Rev. B—— on seeing me had a gleam of doubt on his face for perhaps one second, but only for a second. One instinctively felt that here in Virginia, where the color line is sharply drawn, no white man is likely to present himself on terms of equality to a black man without the desire to patronize or some guile of some kind. It is rare for any white man to call upon any educated black man, and very rarely indeed that he comes to him in a straightforward, honest, and sincere manner. So the Rev. B—— showed doubt for a moment, and then suddenly, after a few words, his doubt vanished. In my subsequent journeying and adventures it was always thus—doubt at first glance, and then, rapidly, the awakening of implicit trust and confidence. I personally found the Negroes nearly always friendly. Mr. B—— was a sparely-colored, lean, intellectual young man, a capable white man in a veil of dark skin. He was all but white. I looked at his webby hands—what a pity, it seemed, that, being so near, he could not be altogether. And yet I realized that in such men and women, no matter how fair they be, the psyche is different. There is something intensely and insolubly Negro in even the nearest of near whites.

Rev. B—— took me all over the city. He was evidently extremely well known to the colored people, for our conversation was intertwined with a ceaseless——

“How do, Revrun?”

“How do?”

He showed me his charmingly built church (not that with the china-blue windows), contrived in graceful horseshoe style, with graduated, sloping gallery, richly-stained windows, and a vast array of red-cushioned seats.

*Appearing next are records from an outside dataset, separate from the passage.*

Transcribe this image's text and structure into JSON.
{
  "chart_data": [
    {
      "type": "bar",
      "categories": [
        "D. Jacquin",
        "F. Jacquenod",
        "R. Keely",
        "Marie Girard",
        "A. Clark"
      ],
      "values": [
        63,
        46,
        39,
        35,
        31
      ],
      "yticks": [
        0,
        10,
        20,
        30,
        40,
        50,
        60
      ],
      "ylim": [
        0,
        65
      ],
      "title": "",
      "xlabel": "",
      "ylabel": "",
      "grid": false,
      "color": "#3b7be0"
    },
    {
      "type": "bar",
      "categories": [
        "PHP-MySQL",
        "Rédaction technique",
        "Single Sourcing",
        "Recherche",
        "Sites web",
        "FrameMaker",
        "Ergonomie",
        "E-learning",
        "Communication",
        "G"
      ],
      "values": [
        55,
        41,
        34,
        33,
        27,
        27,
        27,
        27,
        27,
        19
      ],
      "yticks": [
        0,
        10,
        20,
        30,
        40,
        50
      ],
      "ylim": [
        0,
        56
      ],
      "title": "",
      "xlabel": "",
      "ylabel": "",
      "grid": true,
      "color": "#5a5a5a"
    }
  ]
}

A black organist was discoursing upon the organ, and a voluminous, dusky charwoman with large arms was cleaning and dusting among the pews below.

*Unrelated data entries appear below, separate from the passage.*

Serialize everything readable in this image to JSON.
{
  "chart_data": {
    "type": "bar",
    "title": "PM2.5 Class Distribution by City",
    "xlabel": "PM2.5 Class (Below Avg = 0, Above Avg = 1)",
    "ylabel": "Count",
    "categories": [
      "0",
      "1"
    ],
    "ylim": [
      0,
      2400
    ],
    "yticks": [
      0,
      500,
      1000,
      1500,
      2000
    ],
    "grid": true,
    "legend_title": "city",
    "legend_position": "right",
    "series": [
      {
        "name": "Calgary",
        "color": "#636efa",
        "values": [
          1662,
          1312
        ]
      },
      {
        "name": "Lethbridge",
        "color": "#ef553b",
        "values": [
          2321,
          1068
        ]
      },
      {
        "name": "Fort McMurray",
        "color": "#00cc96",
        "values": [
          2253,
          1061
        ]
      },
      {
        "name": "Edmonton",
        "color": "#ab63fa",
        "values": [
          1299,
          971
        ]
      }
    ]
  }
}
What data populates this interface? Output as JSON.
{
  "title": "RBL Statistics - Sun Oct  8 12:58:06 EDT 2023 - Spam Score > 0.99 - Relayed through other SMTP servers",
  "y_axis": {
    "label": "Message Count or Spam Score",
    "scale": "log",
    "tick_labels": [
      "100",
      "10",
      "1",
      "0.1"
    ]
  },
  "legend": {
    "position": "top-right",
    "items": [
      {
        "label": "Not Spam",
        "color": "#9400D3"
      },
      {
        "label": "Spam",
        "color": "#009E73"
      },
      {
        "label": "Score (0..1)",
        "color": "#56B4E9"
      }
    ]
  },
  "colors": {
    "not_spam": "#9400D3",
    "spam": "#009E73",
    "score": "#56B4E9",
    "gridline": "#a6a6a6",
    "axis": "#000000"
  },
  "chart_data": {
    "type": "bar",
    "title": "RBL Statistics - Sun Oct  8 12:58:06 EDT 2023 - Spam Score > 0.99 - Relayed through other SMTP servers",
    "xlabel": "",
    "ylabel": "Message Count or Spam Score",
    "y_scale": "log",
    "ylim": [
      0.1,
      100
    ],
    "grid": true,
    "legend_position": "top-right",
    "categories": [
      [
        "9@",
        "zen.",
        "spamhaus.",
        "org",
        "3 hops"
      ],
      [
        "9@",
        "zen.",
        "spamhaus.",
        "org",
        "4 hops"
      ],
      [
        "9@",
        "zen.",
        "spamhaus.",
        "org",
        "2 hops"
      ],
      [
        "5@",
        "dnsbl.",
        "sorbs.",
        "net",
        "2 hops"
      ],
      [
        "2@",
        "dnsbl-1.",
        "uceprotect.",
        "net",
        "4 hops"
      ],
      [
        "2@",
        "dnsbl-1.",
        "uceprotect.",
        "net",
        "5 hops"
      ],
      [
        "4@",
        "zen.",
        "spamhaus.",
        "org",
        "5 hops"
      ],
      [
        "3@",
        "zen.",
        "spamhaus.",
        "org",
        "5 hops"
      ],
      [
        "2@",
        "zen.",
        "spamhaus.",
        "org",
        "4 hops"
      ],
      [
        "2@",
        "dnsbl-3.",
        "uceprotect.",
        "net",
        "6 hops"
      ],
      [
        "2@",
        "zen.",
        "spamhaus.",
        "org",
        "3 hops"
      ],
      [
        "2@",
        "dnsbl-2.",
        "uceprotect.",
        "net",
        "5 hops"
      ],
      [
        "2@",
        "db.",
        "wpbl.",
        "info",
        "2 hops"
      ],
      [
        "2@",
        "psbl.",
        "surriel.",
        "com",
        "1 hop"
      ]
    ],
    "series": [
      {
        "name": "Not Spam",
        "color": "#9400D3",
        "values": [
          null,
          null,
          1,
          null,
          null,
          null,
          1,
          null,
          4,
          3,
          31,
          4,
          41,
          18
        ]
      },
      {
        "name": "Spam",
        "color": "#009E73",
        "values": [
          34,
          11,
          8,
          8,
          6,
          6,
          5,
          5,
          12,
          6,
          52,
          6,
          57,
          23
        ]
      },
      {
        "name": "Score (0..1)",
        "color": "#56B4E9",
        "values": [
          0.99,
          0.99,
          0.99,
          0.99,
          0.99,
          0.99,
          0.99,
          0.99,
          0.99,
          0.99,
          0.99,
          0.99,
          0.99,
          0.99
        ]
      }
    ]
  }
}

There sat under Rev. B—— every Sunday a fair share of the quality colored folk of Norfolk. “I am glad that you have come to me, because I can show you an up-to-date and proper church,” said the pastor. “There are nine or ten like this in Norfolk, but when a stranger asks to see a Negro church he’s usually taken to some out-of-the-way tabernacle of the Holy Folks or some queer sect where everyone is shouting Hallelujah, and it all seems very funny. But if you’ll come to me on Sunday morning you’ll hear a service which for dignity and spiritual comeliness will compare with any white man’s service in any part of the world. You mustn’t think of us as still cotton pickers and minstrels and nothing more. There is a great deal of Negro wealth and refinement in this city of Norfolk.”

“How do you get on with white ministers?” I asked. “Do you work together?”

“Oh, white ministers do not recognize black ones on the street,” said he. “My neighbor, for instance, knows me well enough at the Baptist Conference, and by his talk I see he knows all about my church. But here in the city he cannot afford to know me. Yet he has not half so many worshippers at his church, nor do they pay him half the salary which my people pay me. He dare not spend on his clothes what I spend; he has not such a well-appointed home. Yet if we meet on the street—he doesn’t know me.”